In numerical analysis, Gauss–Jacobi quadrature is a method of numerical quadrature based on Gaussian quadrature. Gauss–Jacobi quadrature can be used to approximate integrals of the form

$\int_{-1}^1 f(x) (1-x)^\alpha (1+x)^\beta \,\mathrm{d}x$

where ƒ is a smooth function on [−1, 1] and α, β > −1. The interval [−1, 1] can be replaced by any other interval by a linear transformation. Thus, Gauss–Jacobi quadrature can be used to approximate integrals with singularities at the end points. Gauss–Legendre quadrature is a special case of Gauss–Jacobi quadrature with α = β = 0. Similarly, Chebyshev–Gauss quadrature arises when one takes α = β = ±½. More generally, the special case α = β turns Jacobi polynomials into Gegenbauer polynomials, in which case the technique is sometimes called Gauss–Gegenbauer quadrature.

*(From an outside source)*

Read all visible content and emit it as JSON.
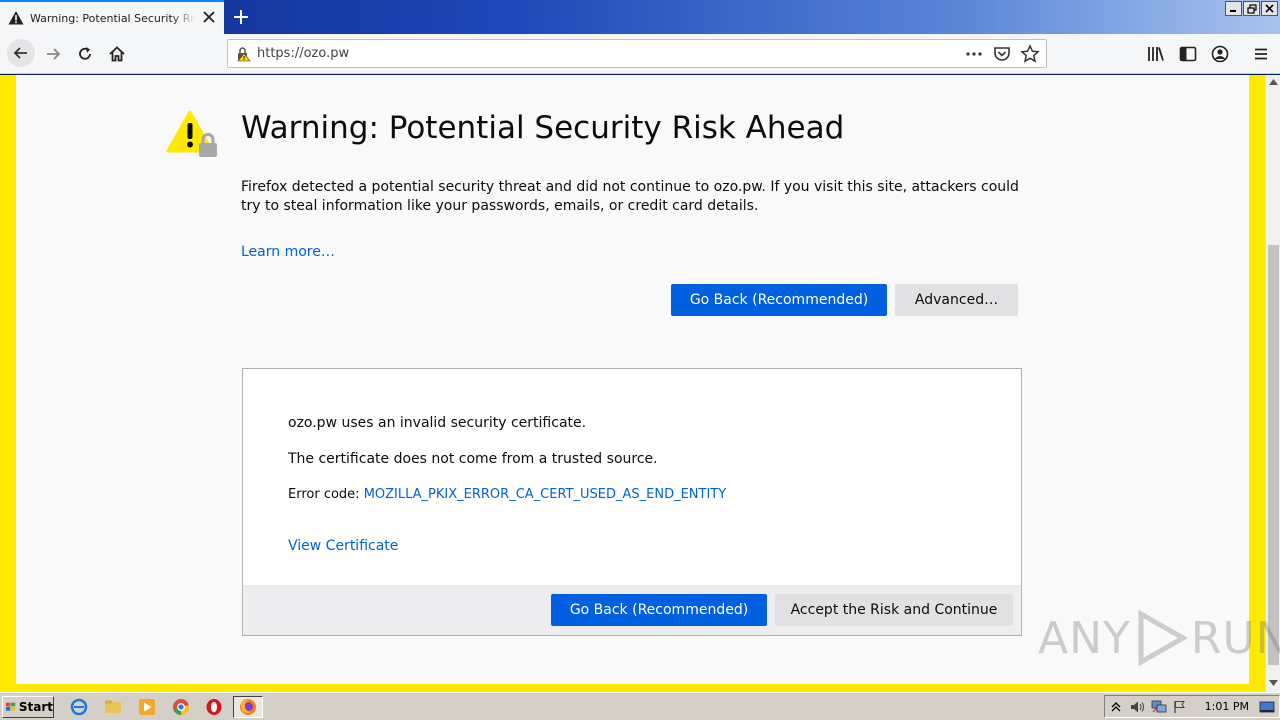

Gauss–Jacobi quadrature uses ω(x) = (1 − x)α (1 + x)β as the weight function. The corresponding sequence of orthogonal polynomials consist of Jacobi polynomials. Thus, the Gauss–Jacobi quadrature rule on n points has the form

$\int_{-1}^1 f(x) (1-x)^\alpha (1+x)^\beta \,\mathrm{d}x \approx \lambda_1 f(x_1) + \lambda_2 f(x_2) + \cdots + \lambda_n f(x_n),$

where x1, …, xn are the roots of the Jacobi polynomial of degree n. The weights λ1, …, λn are given by the formula

$\lambda_i = - \frac{2n+\alpha+\beta+2}{n+\alpha+\beta+1} \frac{\Gamma(n+\alpha+1)\Gamma(n+\beta+1)}{\Gamma(n+\alpha+\beta+1)(n+1)!} \frac{2^{\alpha+\beta}}{P'_n(x_i)P_{n+1}(x_i)},$

where Γ denotes the Gamma function and Pn the Jacobi polynomial of degree n.